- Xbox 360 version cover art
- Developers: Idea Factory, HyperDevbox Japan (Android, iOS)
- Publishers: JP: Idea Factory; NA: Aksys Games (PSP); EU: Rising Star Games (PSP); WW: HyperDevbox Japan (Android, iOS);
- Platforms: PlayStation 2 Xbox 360 PlayStation Portable Android iOS
- Release: PlayStation 2 JP: January 17, 2006; Xbox 360 JP: March 29, 2007; PlayStation Portable JP: July 23, 2009; NA: October 19, 2010; EU: June 1, 2012; Android August 30, 2012 iOS March 9, 2013
- Genre: Tactical role-playing
- Mode: Single-player

= Blazing Souls =

2006 video game

Blazing Souls (ブレイジングソウルズ, Bureijin Souruzu) is a tactical role-playing game developed by Idea Factory and released for the PlayStation 2 in 2006. It was ported to the Xbox 360 in 2007 as Absolute: Blazing Infinity (アブソリュート ブレイジング インフィニティ, Abusoryūto Burejin Infiniti) and to the PlayStation Portable in 2009 as Blazing Souls Accelate (ブレイジングソウルズ アクセレイト, Bureijin Souruzu Akusereito). The latter version was published in 2010 in North America by Aksys Games and in 2012 in Europe by Rising Star Games.

==Gameplay==
The gameplay is non-linear, allowing the player to progress through the game and the story in whatever order they wish. In addition, instead of having separate screens or maps for exploration and battle, the game features a seamless transition between the two gameplay types.

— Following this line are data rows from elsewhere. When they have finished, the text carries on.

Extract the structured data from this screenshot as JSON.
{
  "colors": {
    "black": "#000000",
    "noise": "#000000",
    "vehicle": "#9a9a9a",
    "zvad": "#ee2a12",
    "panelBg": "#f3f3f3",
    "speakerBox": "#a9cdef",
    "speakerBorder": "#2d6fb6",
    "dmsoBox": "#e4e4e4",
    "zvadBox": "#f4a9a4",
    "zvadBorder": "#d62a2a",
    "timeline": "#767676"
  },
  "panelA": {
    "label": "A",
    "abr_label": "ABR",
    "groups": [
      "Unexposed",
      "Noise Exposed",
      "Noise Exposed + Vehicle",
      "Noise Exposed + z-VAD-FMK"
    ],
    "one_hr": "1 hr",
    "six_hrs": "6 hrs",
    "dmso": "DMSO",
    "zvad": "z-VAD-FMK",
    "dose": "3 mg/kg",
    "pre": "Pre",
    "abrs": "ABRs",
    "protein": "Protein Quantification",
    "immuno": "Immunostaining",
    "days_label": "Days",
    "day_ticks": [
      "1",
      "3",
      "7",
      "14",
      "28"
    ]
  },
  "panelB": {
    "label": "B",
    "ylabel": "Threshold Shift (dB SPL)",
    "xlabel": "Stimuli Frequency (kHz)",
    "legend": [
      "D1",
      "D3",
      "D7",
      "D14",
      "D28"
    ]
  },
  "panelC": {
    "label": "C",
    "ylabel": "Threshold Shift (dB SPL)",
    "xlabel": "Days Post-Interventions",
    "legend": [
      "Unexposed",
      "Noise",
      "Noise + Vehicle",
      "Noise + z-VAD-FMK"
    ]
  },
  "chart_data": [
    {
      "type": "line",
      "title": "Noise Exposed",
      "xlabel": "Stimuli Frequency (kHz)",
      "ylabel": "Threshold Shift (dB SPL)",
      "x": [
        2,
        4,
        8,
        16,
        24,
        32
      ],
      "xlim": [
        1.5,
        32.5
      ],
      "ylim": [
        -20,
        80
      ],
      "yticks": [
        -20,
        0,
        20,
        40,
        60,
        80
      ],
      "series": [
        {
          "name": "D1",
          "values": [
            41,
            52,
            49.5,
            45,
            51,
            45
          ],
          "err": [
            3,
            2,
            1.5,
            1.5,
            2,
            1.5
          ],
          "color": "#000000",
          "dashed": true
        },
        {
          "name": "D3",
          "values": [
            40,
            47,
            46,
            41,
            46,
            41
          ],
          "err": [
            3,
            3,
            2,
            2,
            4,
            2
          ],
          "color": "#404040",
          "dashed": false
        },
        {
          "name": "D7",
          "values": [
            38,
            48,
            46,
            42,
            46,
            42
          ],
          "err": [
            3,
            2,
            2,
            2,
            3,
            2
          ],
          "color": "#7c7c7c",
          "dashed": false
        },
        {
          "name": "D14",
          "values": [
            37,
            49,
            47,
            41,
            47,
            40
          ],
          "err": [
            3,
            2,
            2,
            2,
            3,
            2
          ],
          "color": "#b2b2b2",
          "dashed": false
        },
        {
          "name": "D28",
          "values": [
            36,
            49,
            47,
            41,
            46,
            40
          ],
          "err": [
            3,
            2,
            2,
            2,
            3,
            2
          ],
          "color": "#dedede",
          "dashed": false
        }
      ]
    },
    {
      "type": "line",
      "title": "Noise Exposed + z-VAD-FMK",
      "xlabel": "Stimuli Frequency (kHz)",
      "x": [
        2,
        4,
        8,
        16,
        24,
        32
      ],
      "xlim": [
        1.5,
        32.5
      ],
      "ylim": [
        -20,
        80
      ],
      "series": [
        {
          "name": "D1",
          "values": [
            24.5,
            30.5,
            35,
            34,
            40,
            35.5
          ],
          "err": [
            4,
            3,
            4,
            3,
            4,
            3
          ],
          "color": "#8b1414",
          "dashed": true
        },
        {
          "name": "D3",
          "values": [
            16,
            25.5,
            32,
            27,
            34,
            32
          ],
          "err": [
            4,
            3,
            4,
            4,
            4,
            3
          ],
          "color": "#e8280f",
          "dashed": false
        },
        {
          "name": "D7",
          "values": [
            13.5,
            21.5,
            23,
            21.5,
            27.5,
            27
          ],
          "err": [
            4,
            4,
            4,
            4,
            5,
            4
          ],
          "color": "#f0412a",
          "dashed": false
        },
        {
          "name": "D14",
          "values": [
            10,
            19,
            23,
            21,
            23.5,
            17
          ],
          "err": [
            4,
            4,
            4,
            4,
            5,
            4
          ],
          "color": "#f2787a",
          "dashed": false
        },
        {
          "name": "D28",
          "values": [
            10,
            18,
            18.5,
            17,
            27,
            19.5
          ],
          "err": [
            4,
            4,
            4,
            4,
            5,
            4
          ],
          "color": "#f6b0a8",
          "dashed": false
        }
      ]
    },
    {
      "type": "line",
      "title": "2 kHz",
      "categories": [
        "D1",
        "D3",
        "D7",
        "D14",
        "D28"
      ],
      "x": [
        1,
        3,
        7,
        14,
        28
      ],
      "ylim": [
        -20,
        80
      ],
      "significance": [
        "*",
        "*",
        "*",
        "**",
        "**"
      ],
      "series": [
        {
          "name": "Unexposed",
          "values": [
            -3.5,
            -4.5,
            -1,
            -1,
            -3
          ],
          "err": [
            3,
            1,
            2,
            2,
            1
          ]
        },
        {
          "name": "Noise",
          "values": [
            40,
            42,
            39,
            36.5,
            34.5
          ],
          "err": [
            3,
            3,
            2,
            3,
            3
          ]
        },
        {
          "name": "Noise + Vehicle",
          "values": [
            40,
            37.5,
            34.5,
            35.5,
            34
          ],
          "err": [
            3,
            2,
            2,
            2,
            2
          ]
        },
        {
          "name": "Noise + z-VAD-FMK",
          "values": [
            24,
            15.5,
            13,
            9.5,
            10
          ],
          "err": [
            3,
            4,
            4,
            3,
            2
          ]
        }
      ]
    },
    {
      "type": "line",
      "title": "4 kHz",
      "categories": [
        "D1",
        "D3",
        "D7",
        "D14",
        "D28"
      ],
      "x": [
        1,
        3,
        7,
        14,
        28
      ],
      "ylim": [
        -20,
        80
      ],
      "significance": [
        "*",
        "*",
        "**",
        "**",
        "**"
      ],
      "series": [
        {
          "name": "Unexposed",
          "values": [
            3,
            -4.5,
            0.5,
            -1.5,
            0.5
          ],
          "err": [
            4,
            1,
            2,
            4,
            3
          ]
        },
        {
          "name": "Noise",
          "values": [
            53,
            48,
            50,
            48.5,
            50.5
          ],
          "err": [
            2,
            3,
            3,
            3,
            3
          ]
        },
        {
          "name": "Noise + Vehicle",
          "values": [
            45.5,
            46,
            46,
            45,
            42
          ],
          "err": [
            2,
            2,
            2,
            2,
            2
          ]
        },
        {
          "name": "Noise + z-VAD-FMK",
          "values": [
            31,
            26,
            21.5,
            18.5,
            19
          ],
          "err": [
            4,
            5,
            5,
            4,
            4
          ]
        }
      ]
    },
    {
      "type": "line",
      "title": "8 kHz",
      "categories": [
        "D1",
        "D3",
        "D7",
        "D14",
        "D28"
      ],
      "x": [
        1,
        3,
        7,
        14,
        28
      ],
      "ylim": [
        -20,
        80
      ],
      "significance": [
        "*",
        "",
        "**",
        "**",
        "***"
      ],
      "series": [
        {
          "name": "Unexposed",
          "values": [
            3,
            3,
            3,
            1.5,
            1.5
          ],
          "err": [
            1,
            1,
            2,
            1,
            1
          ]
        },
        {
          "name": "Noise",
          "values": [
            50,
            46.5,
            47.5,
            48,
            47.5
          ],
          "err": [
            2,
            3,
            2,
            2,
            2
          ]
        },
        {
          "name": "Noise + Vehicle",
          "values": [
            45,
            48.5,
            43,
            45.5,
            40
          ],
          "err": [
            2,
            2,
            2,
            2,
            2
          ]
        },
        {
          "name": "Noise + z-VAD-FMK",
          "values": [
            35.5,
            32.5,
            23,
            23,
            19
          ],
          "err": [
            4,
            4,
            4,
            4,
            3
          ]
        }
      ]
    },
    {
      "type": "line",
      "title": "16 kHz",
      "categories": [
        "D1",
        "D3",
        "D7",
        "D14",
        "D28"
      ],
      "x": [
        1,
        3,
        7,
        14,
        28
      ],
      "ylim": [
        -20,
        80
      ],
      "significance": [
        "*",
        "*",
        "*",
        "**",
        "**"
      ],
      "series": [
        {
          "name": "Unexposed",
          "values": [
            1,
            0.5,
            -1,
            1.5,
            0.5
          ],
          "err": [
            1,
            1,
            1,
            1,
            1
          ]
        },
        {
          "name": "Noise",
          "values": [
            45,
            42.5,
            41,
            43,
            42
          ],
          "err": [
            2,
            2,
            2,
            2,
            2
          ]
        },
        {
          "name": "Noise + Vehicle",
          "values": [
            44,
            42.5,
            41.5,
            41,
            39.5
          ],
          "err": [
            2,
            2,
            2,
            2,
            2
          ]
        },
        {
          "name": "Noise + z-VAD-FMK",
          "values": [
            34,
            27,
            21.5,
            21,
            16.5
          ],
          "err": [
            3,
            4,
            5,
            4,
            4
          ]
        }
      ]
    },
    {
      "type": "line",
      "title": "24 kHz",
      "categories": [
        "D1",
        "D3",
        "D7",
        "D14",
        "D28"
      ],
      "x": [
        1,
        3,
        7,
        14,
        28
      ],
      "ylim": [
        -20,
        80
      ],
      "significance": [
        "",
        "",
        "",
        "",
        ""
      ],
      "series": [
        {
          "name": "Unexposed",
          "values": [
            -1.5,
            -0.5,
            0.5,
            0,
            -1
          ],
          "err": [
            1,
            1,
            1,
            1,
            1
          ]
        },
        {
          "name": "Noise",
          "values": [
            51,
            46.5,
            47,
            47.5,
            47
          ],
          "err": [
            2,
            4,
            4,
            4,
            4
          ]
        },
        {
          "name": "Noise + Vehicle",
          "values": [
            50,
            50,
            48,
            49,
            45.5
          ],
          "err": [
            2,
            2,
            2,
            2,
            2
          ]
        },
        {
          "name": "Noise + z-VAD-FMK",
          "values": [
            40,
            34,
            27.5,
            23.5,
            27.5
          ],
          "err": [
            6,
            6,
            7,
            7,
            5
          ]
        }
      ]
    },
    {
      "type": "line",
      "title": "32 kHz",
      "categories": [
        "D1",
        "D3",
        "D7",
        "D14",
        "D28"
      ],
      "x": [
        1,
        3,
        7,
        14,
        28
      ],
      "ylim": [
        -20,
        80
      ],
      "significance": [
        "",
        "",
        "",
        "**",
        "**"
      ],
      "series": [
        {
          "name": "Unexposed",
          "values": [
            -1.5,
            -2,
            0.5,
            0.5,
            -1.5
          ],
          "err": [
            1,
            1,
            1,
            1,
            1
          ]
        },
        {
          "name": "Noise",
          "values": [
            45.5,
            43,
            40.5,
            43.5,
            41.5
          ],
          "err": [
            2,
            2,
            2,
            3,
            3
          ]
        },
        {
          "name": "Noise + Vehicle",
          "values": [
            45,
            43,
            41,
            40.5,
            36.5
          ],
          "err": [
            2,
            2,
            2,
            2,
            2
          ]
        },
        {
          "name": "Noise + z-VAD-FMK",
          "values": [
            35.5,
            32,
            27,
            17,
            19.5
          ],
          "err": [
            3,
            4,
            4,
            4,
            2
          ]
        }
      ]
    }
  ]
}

Actions such as Chain, Charge, Hold, Original Skill, Chain Skill, Special Chain Skill, Break, Break Arts, and Overkill are available during battle. The player can position forces on the battlefield and wait for the right moment to string together the combo attacks using multiple party members, both in melee and at range. Blazing Souls allows the player to create over 200 different items and skills as well as the ability to capture monsters and have them placed within the party.

==Plot==

Set nearly two decades following the end of the Seven Years' War chronicled in Spectral Souls II's True Ending (modified Rozess Army route) the story follows the somewhat random misadventures of a freelance Contractor named Zelos and crew, who by various circumstances, is at the center of a conflict involving Elemental Cores which both beings called Human Genomes and a group known as the Original Saints are also searching for as these Elemental Cores are both the key to healing the war ravaged world of Neverland and the trigger for enthroning the intended successors of the current humanity, the Human Genome as the new dominant race. Along the way various subplots involving the cast flesh out this "war behind the scenes".